Two summers ago, Bayer introduced Kerendia (finerenone) as a treatment for chronic kidney disease (CKD) linked to type 2 diabetes. With great expectations of blockbuster status, it’s fair to say that Kerendia’s journey hasn’t been as meteoric as anticipated.
In the recent second quarter, Kerendia’s sales amounted to 67 million euros ($73 million). However, to reach Bayer’s ambitious peak sales target of 3 billion euros ($3.3 billion), a label expansion is essential for this angiotensin-receptor neprilysin inhibitor (ARNI).
To make that leap, Bayer is placing a significant bet on heart failure. Just announced, the company is gearing up for three new phase 3 trials in this domain, in addition to one already in progress.
These forthcoming studies will involve the evaluation of Bayer’s medicine in approximately 9,000 fresh heart failure patients, spanning those with reduced, mildly reduced, and preserved ejection fraction.
“With the addition of the REDEFINE-HF, CONFIRMATION-HF and FINALITY-HF studies to the MOONRAKER heart failure clinical trial program, we aim to gain a comprehensive understanding of the potential of finerenone for the treatment of heart failure, examining its efficacy and safety across a broad spectrum of patients and clinical settings. The studies will complement our Phase III FINEARTS-HF study, and we hope the findings will provide additional guidance around the potential clinical implementation of finerenone.”
– Dr. Michael Devoy, Chief Medical Officer, Bayer
First up is the REDEFINE-HF trial, which will delve into finerenone as a standalone therapy for around 5,200 patients boasting an ejection fraction exceeding 40%. Next, the FINALITY-HF trial will assess finerenone as a monotherapy in roughly 2,600 patients with an ejection fraction below 40%.

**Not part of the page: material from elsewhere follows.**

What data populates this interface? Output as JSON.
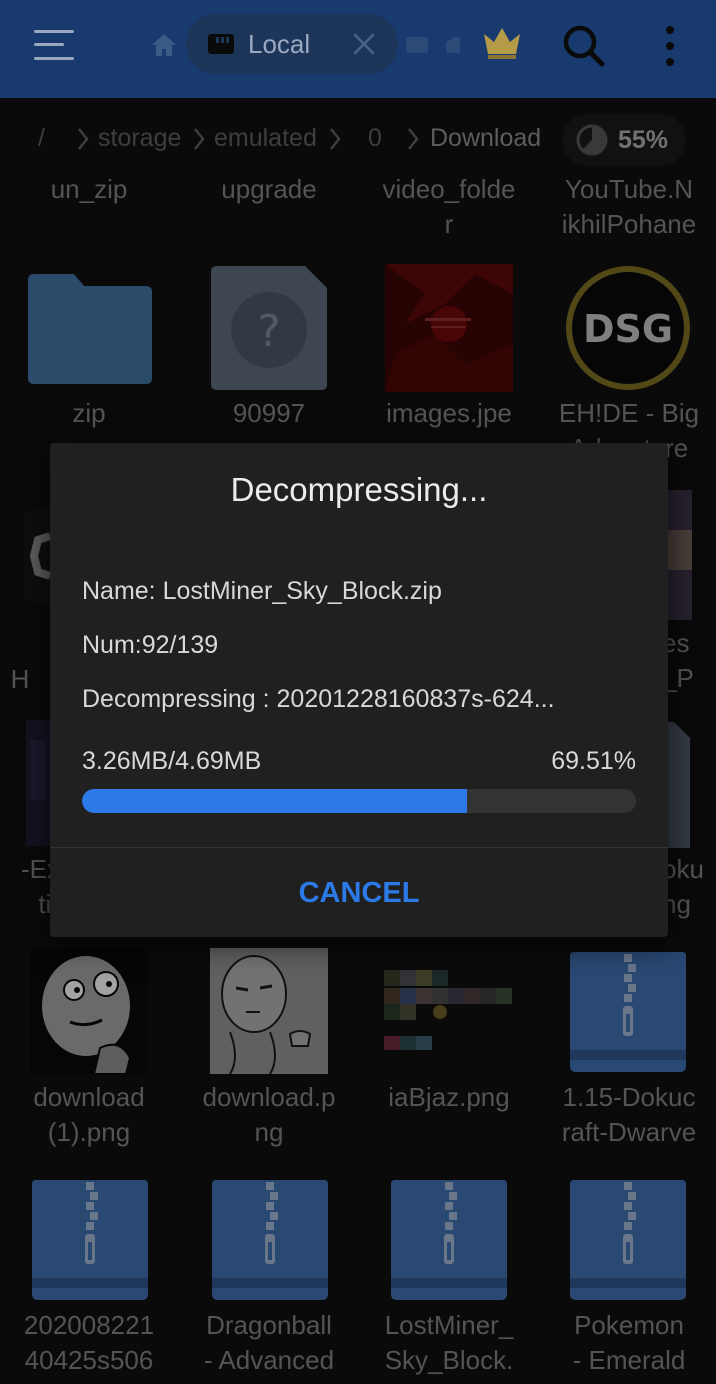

Adding to the mix is the open-label CONFIRMATION-HF trial, focused on studying finerenone in conjunction with an SGLT2 inhibitor versus standard of care. This trial will encompass roughly 1,500 patients who have been hospitalized or recently discharged with heart failure, regardless of their left ventricle ejection fraction.
These new trials complement the ongoing FINEARTS-HF study, currently assessing finerenone versus placebo alongside standard care in 6,000 patients with mildly reduced or preserved ejection fraction.

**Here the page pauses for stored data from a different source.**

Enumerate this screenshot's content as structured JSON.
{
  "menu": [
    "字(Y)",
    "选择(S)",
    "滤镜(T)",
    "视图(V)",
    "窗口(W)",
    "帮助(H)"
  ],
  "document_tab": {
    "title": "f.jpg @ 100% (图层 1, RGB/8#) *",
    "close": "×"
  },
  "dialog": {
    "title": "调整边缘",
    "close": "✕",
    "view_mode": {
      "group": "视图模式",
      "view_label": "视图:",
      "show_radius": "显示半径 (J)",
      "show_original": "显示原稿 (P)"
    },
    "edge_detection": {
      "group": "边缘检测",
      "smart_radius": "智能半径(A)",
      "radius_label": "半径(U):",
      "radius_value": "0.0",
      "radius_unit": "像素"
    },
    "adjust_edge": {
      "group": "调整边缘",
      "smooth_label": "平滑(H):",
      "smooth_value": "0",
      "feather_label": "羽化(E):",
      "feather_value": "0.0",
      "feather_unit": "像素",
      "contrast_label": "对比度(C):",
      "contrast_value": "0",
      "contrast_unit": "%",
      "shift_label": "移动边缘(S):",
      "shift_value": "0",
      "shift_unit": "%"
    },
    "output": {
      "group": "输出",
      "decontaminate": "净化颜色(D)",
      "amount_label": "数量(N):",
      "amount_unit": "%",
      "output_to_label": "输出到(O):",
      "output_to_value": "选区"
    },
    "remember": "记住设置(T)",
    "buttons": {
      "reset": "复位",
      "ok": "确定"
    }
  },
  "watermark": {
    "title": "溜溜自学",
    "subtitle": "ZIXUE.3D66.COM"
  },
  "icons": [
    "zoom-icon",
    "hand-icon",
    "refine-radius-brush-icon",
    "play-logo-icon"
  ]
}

Notably, two years ago, data from the FINEARTS-HF study indicated that Kerendia yielded both heart and kidney benefits when administered to heart failure patients who were already receiving an SGLT2 inhibitor.
Beyond its potential in heart failure treatment, Kerendia has demonstrated cardiovascular benefits in its approved usage. In the past year, Bayer presented a prespecified pooled analysis of two studies involving CKD and type 2 diabetes patients. This analysis revealed that Kerendia reduced the risk of sudden cardiac death by 25% compared to a placebo and cut the risk of various cardiovascular events by 18%. These findings underscore the multifaceted potential of this medication in improving patient outcomes.